A noted Shakespearean actor and documentary narrator when he’s not going all Hollywood on us, Schreiber’s famously cerebral side comes through clearly when chatting with him — even when it comes to science fiction.

“I’ve always been a sucker for the genre. I get drawn into sci-fi movies. Like all great science fiction, from (authors) Bradbury to Asimov, it has nothing to do with beings from outer space. It’s always some projection or fantasy or question about ourselves that we want to use the genre for. The 5th Wave fits into that tradition. It asks the question: Who is the ‘Other’?”

He also revealed it was a certain Tobey Maguire who turned him on to The 5th Wave. The former Spider-Man — who had become firm friends with the former Sabretooth while working on the 2014 thriller Pawn Sacrifice — is one of the producers of the cinematic adaptation of the novel.

“Tobey did a little bit of a Godfather on me,” laughed Schreiber, referring to the fictional mafia played by Marlon Brando. “He mumbled like Marlon Brando and said that I had to do this for him or I’d get a horse’s head in my bed.”

And speaking of cinematic horror moments, does he think disaster movies such as The 5th Wave have a stronger impact on moviegoers today than in the past? After all, it seems disasters take place left, right and centre nowadays.

“Were there more natural disasters now than there were 20 years ago? Or is it just that they’re more prevalent in the news now? I don’t know,” he ventured. “I mean we had Three Mile Island (a nuclear meltdown in 1979). We had the massive earthquake in Anaheim. I don’t know. I think that it certainly seems to be a cultural thing, not just in the film industry but also in the news media; it plays on our fears. I think that it is human nature to be drawn to that and to be compelled to watch.”

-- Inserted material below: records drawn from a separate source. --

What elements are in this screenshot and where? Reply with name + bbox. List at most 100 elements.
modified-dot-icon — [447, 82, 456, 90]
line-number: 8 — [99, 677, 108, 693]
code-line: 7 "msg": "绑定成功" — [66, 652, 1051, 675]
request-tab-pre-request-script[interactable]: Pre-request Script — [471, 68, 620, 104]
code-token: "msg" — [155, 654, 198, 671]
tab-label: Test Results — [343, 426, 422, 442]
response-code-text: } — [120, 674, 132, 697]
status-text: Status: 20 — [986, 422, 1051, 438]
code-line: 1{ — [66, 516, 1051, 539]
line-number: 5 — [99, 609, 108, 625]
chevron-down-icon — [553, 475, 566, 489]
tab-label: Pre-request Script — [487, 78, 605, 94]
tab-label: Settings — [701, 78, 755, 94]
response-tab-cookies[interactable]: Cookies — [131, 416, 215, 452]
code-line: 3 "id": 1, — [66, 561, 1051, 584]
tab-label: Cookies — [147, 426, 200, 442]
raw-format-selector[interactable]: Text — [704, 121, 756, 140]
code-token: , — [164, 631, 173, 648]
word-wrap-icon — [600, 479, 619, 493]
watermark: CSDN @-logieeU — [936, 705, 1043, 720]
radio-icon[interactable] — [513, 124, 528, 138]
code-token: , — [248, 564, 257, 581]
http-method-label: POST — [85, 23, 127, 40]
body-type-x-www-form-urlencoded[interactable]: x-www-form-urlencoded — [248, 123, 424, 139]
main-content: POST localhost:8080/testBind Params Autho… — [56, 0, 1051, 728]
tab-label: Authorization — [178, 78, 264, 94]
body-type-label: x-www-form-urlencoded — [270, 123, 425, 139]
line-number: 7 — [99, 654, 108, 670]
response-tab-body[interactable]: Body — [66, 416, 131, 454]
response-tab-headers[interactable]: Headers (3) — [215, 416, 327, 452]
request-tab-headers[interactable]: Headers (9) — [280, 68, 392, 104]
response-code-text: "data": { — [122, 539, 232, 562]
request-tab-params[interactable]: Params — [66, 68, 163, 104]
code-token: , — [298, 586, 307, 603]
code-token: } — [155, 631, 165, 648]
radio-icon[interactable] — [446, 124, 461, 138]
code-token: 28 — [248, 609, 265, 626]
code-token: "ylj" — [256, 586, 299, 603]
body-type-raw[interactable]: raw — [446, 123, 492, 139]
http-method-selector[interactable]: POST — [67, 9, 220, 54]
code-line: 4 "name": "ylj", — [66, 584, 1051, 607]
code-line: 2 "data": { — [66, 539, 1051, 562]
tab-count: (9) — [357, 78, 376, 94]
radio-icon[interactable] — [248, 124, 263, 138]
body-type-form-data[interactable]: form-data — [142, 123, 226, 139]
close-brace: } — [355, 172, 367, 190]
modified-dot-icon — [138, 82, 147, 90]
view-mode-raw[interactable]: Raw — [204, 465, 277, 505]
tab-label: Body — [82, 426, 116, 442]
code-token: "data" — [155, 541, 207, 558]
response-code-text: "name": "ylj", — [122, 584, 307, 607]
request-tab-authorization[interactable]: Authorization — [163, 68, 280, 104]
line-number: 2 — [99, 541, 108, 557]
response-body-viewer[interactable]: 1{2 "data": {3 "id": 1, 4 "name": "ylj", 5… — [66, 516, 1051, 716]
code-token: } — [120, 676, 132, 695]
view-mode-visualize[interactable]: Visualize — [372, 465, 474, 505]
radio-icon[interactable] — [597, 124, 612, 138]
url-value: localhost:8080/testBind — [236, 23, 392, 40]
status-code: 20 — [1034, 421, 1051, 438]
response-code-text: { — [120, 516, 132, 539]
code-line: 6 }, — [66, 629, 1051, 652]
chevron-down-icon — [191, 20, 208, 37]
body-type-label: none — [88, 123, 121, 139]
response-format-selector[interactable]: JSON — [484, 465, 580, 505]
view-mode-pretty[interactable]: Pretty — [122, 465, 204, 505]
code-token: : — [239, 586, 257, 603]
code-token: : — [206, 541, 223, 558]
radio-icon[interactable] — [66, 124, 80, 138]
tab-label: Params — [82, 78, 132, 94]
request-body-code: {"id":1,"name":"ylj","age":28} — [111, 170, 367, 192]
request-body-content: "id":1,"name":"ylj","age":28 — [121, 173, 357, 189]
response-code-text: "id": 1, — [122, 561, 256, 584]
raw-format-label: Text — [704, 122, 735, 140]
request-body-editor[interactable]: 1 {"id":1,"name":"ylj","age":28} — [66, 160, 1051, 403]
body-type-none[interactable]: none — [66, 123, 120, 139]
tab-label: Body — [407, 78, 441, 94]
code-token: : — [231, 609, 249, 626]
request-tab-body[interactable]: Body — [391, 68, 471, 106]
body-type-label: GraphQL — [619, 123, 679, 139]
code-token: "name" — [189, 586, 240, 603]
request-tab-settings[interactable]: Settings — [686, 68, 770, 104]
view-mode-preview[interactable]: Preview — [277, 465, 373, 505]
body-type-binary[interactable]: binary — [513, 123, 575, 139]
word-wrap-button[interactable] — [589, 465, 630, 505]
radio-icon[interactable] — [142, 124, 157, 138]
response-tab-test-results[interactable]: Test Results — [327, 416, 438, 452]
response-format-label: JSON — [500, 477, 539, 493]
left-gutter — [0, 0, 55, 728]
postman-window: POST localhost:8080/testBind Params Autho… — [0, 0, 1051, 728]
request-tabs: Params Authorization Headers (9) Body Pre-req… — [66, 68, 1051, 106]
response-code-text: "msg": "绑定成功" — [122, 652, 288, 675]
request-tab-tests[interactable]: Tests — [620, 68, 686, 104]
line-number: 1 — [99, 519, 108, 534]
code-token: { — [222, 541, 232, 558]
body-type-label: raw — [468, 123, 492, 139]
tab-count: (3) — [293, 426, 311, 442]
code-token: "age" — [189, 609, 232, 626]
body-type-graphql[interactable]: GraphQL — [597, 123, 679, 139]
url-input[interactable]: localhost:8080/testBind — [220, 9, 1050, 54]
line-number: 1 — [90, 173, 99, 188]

So what sort of natural disaster would scare this brawny and brainy actor?

“I’m more nervous about the bubonic plague-type of disaster. I think that kind of ‘dying from the inside out’ is the one that bothers me most,” he revealed. “But I think in all fairness, one of the things that this film tries to do is look at some of these ‘what if’ scenarios and it demonstrates how we might manage to overcome them, which is something distinctly human. For me, essentially, that is the theme and the heart of the film. We’re like cockroaches. We’re very hard to wipe out and there’s something that I find very optimistic about that and encouraging — even when I think about the bubonic plague,” he said, with a laugh.

But it’s not all doom and gloom on a massive scale for Schreiber. There’s the little things like, well, taking time to cope with and understand his rising celebrity and profile.

“It’s been very gradual over the years,” he shared. “For me, it’s getting acclimated to it, which I think I am now. There was a time when I was more alarmed and it was more disconcerting. (But) the truth is that, at the core of it, it’s really great when someone appreciates what you do and when someone stops you in the street and says that they’ve seen something and they like it.”

And, perhaps, even a hug or two?

The 5th Wave opens in cinemas tomorrow.